Arts of the working class es una revista callejera berlinesa sobre pobreza y riqueza, arte y sociedad. Con contribuciones de artistas, pensadoras y pensadores de diferentes campos y en diferentes idiomas, se fundamenta en las experiencias de la clase trabajadora. Todas las personas que venden este street journal ganan dinero directamente, quedándose con el 100% de las ventas.

AWC es una publicación de Paul Sochacki y María Inés Plaza Lazo para las calles del mundo.

El artículo que reproducimos aquí fue escrito para esta revista por nuestra compañera Carmen Haro y publicado en el número 25.

A los dieciocho años me instalé en el escalón más bajo de la empresa privada. Allí estuve doce años hasta que me moví lateralmente hacia la estructura tiránica de la Academia. Con cuarenta y dos, estoy fuera. Han sido más de veinte años de búsqueda hacia una forma de organización donde sentirme libre, cuidada y coherente. Un reto significativo cuando quieres compaginar un trabajo digno con el activismo y la vida.  A lo largo de ese período de exploración, he tratado de aplicar los principios adheridos a los movimientos sociales a la práctica profesional y docente, desarrollando proyectos colaborativos en distintos organismos públicos. Descubrí que trasladar prácticas abiertas y en red a centros cerrados y verticales, confronta sus estructuras. Los espacios determinan en gran medida el carácter de las propuestas que acogen y, en muchos casos, reproducen dinámicas excluyentes. Hace un año un grupo de personas conectadas por esa búsqueda común pusimos en marcha Redes por el Clima, una red de laboratorios ciudadanos frente al cambio climático. Es una asociación que cuenta con financiación privada y pública pero autónoma, por lo que podemos experimentar nuevos modelos de autoorganización. Así, funcionamos en nodos operativos para distribuir la autoridad y que las acciones ganen autonomía en consonancia con la lógica de las redes.

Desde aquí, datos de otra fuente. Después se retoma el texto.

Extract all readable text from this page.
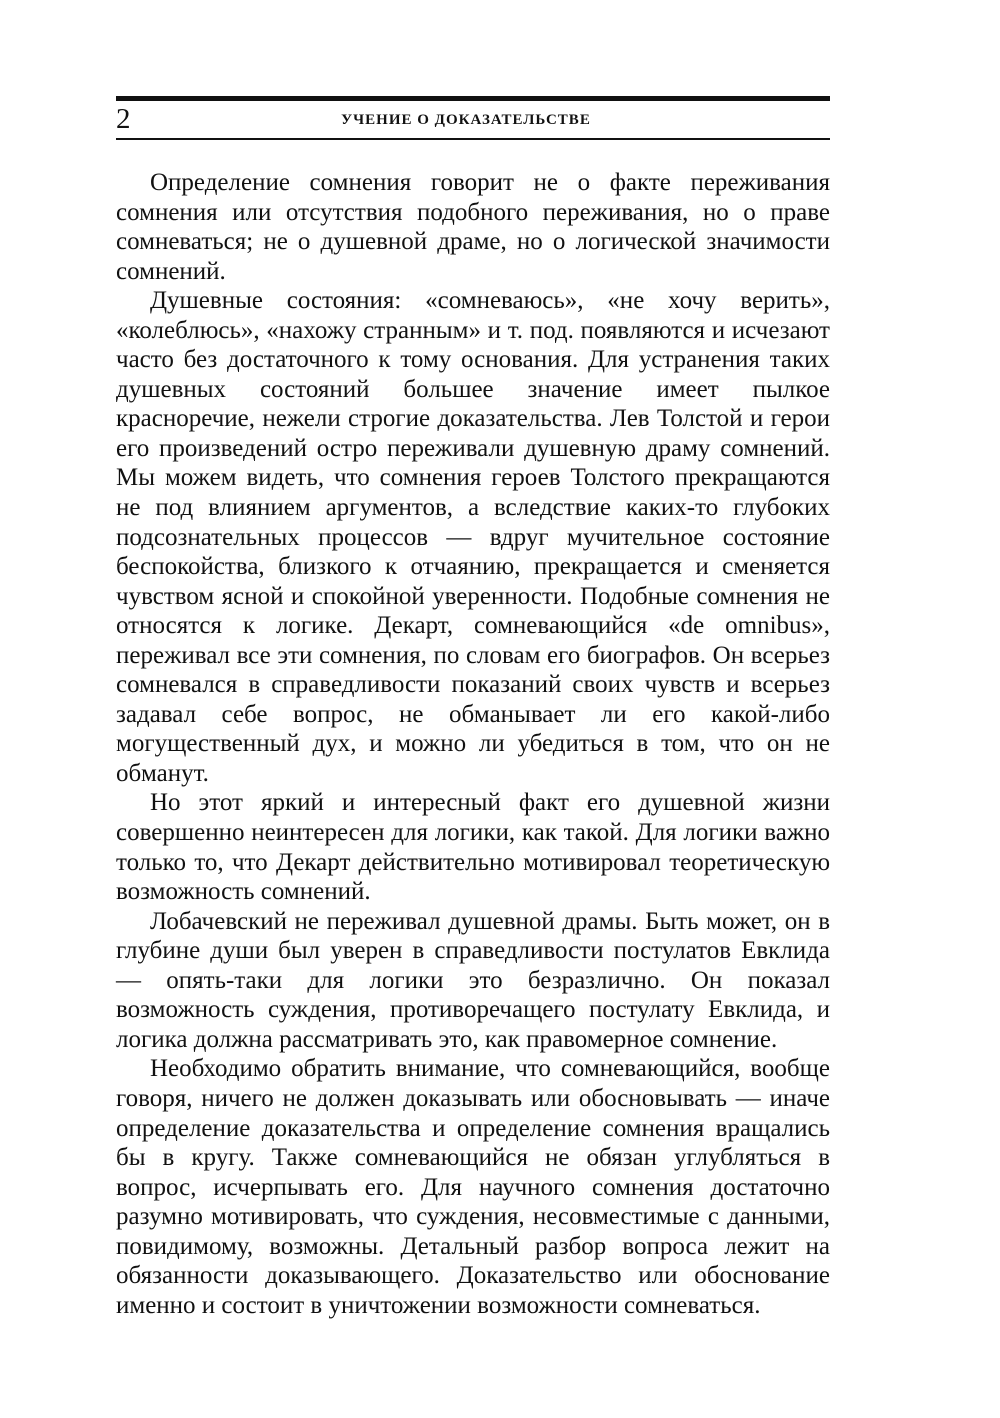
2	УЧЕНИЕ О ДОКАЗАТЕЛЬСТВЕ

Определение сомнения говорит не о факте переживания сомнения или отсутствия подобного переживания, но о праве сомневаться; не о душевной драме, но о логической значимости сомнений.

Душевные состояния: «сомневаюсь», «не хочу верить», «колеблюсь», «нахожу странным» и т. под. появляются и исчезают часто без достаточного к тому основания. Для устранения таких душевных состояний большее значение имеет пылкое красноречие, нежели строгие доказательства. Лев Толстой и герои его произведений остро переживали душевную драму сомнений. Мы можем видеть, что сомнения героев Толстого прекращаются не под влиянием аргументов, а вследствие каких-то глубоких подсознательных процессов — вдруг мучительное состояние беспокойства, близкого к отчаянию, прекращается и сменяется чувством ясной и спокойной уверенности. Подобные сомнения не относятся к логике. Декарт, сомневающийся «de omnibus», переживал все эти сомнения, по словам его биографов. Он всерьез сомневался в справедливости показаний своих чувств и всерьез задавал себе вопрос, не обманывает ли его какой-либо могущественный дух, и можно ли убедиться в том, что он не обманут.

Но этот яркий и интересный факт его душевной жизни совершенно неинтересен для логики, как такой. Для логики важно только то, что Декарт действительно мотивировал теоретическую возможность сомнений.

Лобачевский не переживал душевной драмы. Быть может, он в глубине души был уверен в справедливости постулатов Евклида — опять-таки для логики это безразлично. Он показал возможность суждения, противоречащего постулату Евклида, и логика должна рассматривать это, как правомерное сомнение.

Необходимо обратить внимание, что сомневающийся, вообще говоря, ничего не должен доказывать или обосновывать — иначе определение доказательства и определение сомнения вращались бы в кругу. Также сомневающийся не обязан углубляться в вопрос, исчерпывать его. Для научного сомнения достаточно разумно мотивировать, что суждения, несовместимые с данными, повидимому, возможны. Детальный разбор вопроса лежит на обязанности доказывающего. Доказательство или обоснование именно и состоит в уничтожении возможности сомневаться.
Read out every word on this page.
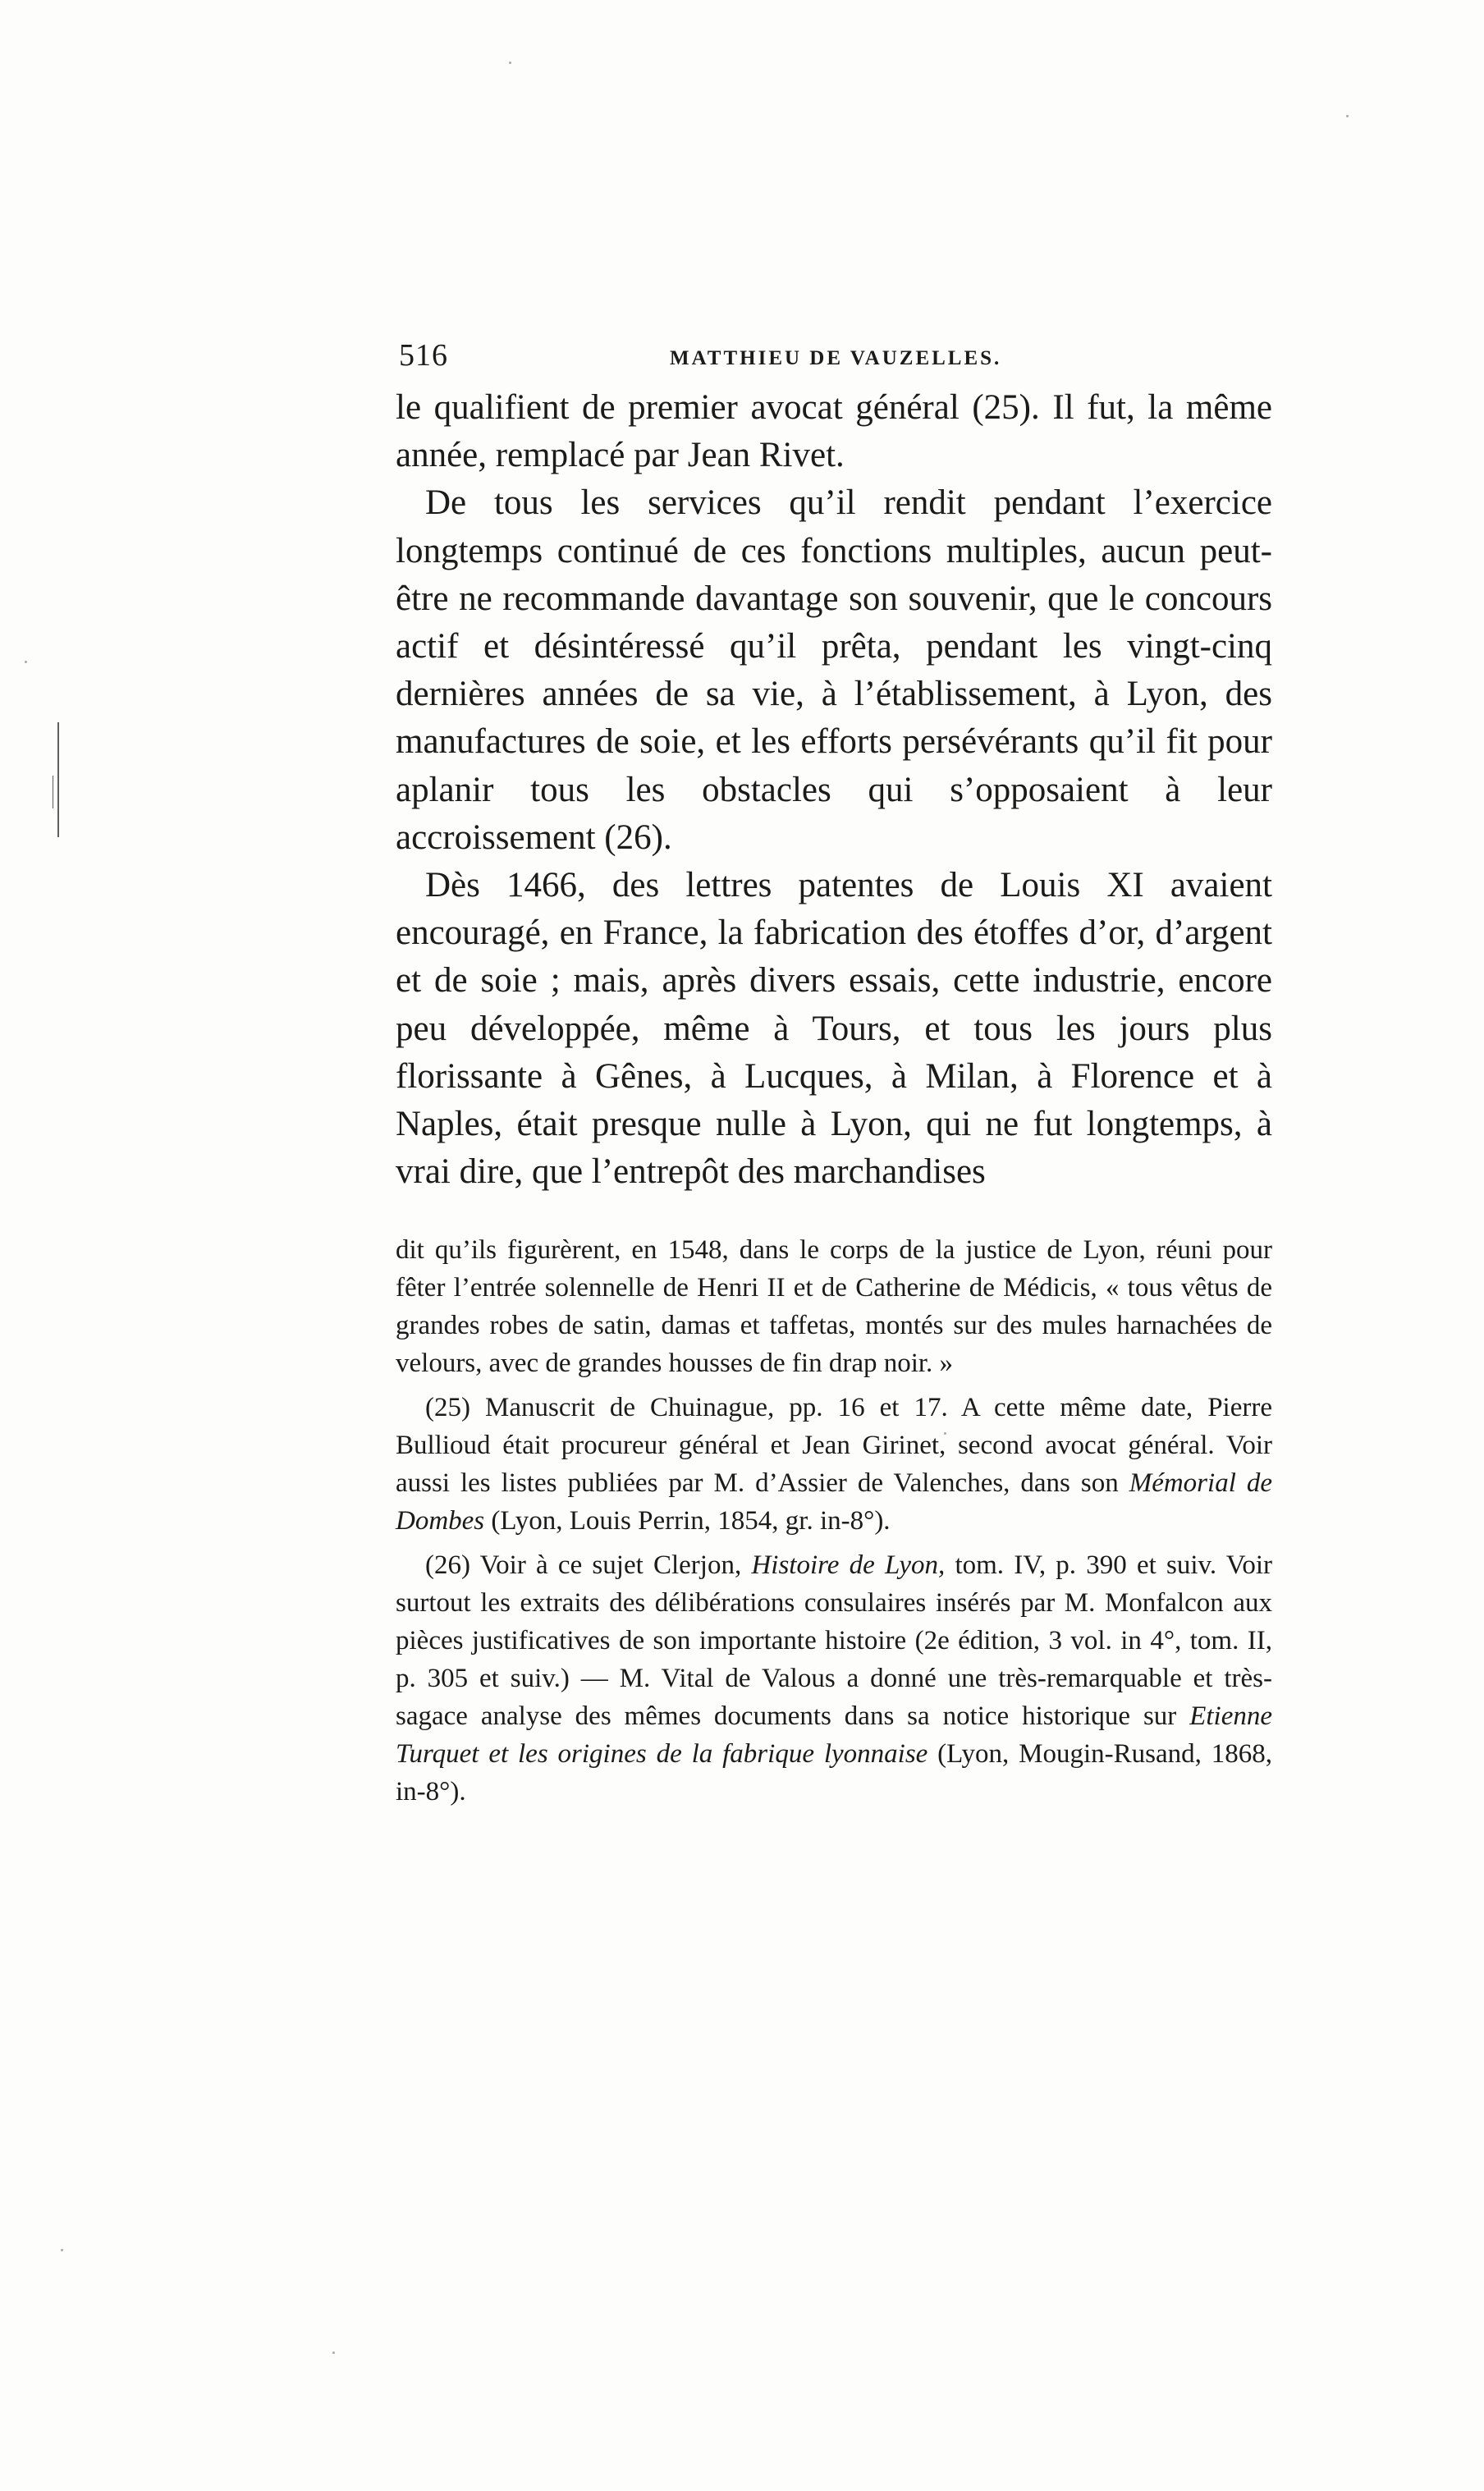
516	MATTHIEU DE VAUZELLES.

le qualifient de premier avocat général (25). Il fut, la même année, remplacé par Jean Rivet.

De tous les services qu’il rendit pendant l’exercice longtemps continué de ces fonctions multiples, aucun peut-être ne recommande davantage son souvenir, que le concours actif et désintéressé qu’il prêta, pendant les vingt-cinq dernières années de sa vie, à l’établissement, à Lyon, des manufactures de soie, et les efforts persévérants qu’il fit pour aplanir tous les obstacles qui s’opposaient à leur accroissement (26).

Dès 1466, des lettres patentes de Louis XI avaient encouragé, en France, la fabrication des étoffes d’or, d’argent et de soie ; mais, après divers essais, cette industrie, encore peu développée, même à Tours, et tous les jours plus florissante à Gênes, à Lucques, à Milan, à Florence et à Naples, était presque nulle à Lyon, qui ne fut longtemps, à vrai dire, que l’entrepôt des marchandises

dit qu’ils figurèrent, en 1548, dans le corps de la justice de Lyon, réuni pour fêter l’entrée solennelle de Henri II et de Catherine de Médicis, « tous vêtus de grandes robes de satin, damas et taffetas, montés sur des mules harnachées de velours, avec de grandes housses de fin drap noir. »

(25) Manuscrit de Chuinague, pp. 16 et 17. A cette même date, Pierre Bullioud était procureur général et Jean Girinet, second avocat général. Voir aussi les listes publiées par M. d’Assier de Valenches, dans son Mémorial de Dombes (Lyon, Louis Perrin, 1854, gr. in-8°).

(26) Voir à ce sujet Clerjon, Histoire de Lyon, tom. IV, p. 390 et suiv. Voir surtout les extraits des délibérations consulaires insérés par M. Monfalcon aux pièces justificatives de son importante histoire (2e édition, 3 vol. in 4°, tom. II, p. 305 et suiv.) — M. Vital de Valous a donné une très-remarquable et très-sagace analyse des mêmes documents dans sa notice historique sur Etienne Turquet et les origines de la fabrique lyonnaise (Lyon, Mougin-Rusand, 1868, in-8°).
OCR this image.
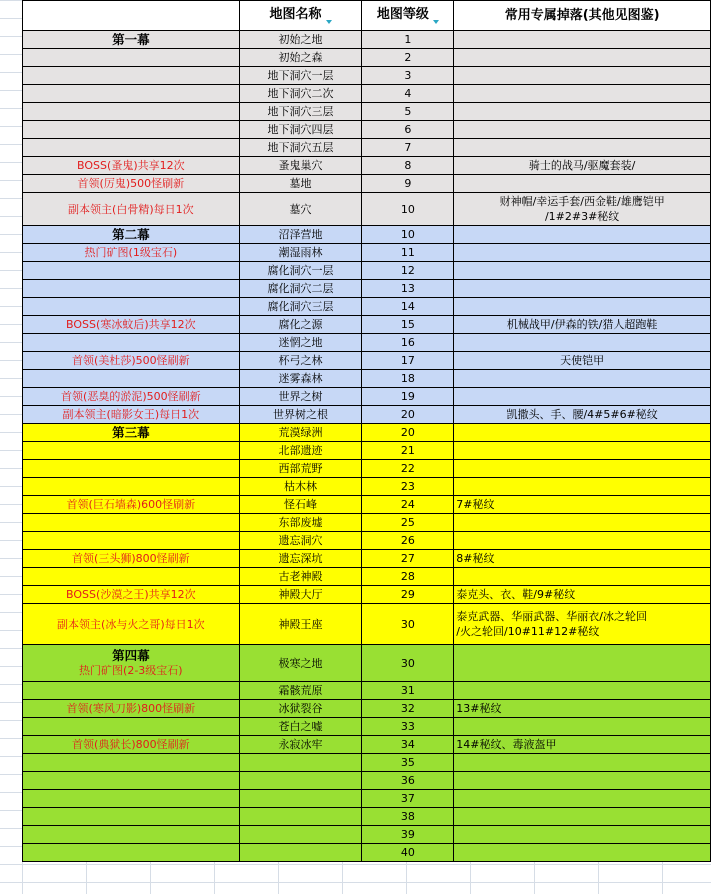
	地图名称	地图等级	常用专属掉落(其他见图鉴)
第一幕	初始之地	1	
	初始之森	2	
	地下洞穴一层	3	
	地下洞穴二次	4	
	地下洞穴三层	5	
	地下洞穴四层	6	
	地下洞穴五层	7	
BOSS(蚤鬼)共享12次	蚤鬼巢穴	8	骑士的战马/驱魔套装/
首领(厉鬼)500怪刷新	墓地	9	
副本领主(白骨精)每日1次	墓穴	10	财神帽/幸运手套/西金鞋/雄鹰铠甲
/1#2#3#秘纹

第二幕	沼泽营地	10	
热门矿图(1级宝石)	潮湿雨林	11	
	腐化洞穴一层	12	
	腐化洞穴二层	13	
	腐化洞穴三层	14	
BOSS(寒冰蚊后)共享12次	腐化之源	15	机械战甲/伊森的铁/猎人超跑鞋
	迷惘之地	16	
首领(美杜莎)500怪刷新	杯弓之林	17	天使铠甲
	迷雾森林	18	
首领(恶臭的淤泥)500怪刷新	世界之树	19	
副本领主(暗影女王)每日1次	世界树之根	20	凯撒头、手、腰/4#5#6#秘纹
第三幕	荒漠绿洲	20	
	北部遗迹	21	
	西部荒野	22	
	枯木林	23	
首领(巨石墙森)600怪刷新	怪石峰	24	7#秘纹
	东部废墟	25	
	遗忘洞穴	26	
首领(三头狮)800怪刷新	遗忘深坑	27	8#秘纹
	古老神殿	28	
BOSS(沙漠之王)共享12次	神殿大厅	29	泰克头、衣、鞋/9#秘纹
副本领主(冰与火之哥)每日1次	神殿王座	30	泰克武器、华丽武器、华丽衣/冰之轮回
/火之轮回/10#11#12#秘纹

第四幕
热门矿图(2-3级宝石)	极寒之地	30	
	霜骸荒原	31	
首领(寒风刀影)800怪刷新	冰狱裂谷	32	13#秘纹
	苍白之嘘	33	
首领(典狱长)800怪刷新	永寂冰牢	34	14#秘纹、毒液盔甲
		35	
		36	
		37	
		38	
		39	
		40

Aplicamos también estas lógicas a nuestras comunicaciones, ya que no disponemos de una sede física. Y a nuestro trabajo, orientado a la creación colectiva y a poder replicarse, modificarse y redistribuirse. Como en las comunidades virtuales, nuestro modelo de organización es una estructura de sentido que confronta los códigos dominantes y que determina nuestra identidad colectiva. Una identidad en permanente proceso de negociación ya que somos un grupo de distintas nacionalidades, edades, géneros y trayectorias. Compartimos con los movimientos sociales el carácter híbrido de nuestras acciones porque gran parte de nuestra actividad organizativa se produce online pero trabajamos asentados firmemente en un territorio. Y nuestro mayor éxito hasta la fecha son las relaciones de confianza y afecto tejidas con las vecinas y vecinos que lo habitan. 
Carmen Haro es coordinadora en Redes por el clima y docente en la Universidad Rey Juan Carlos.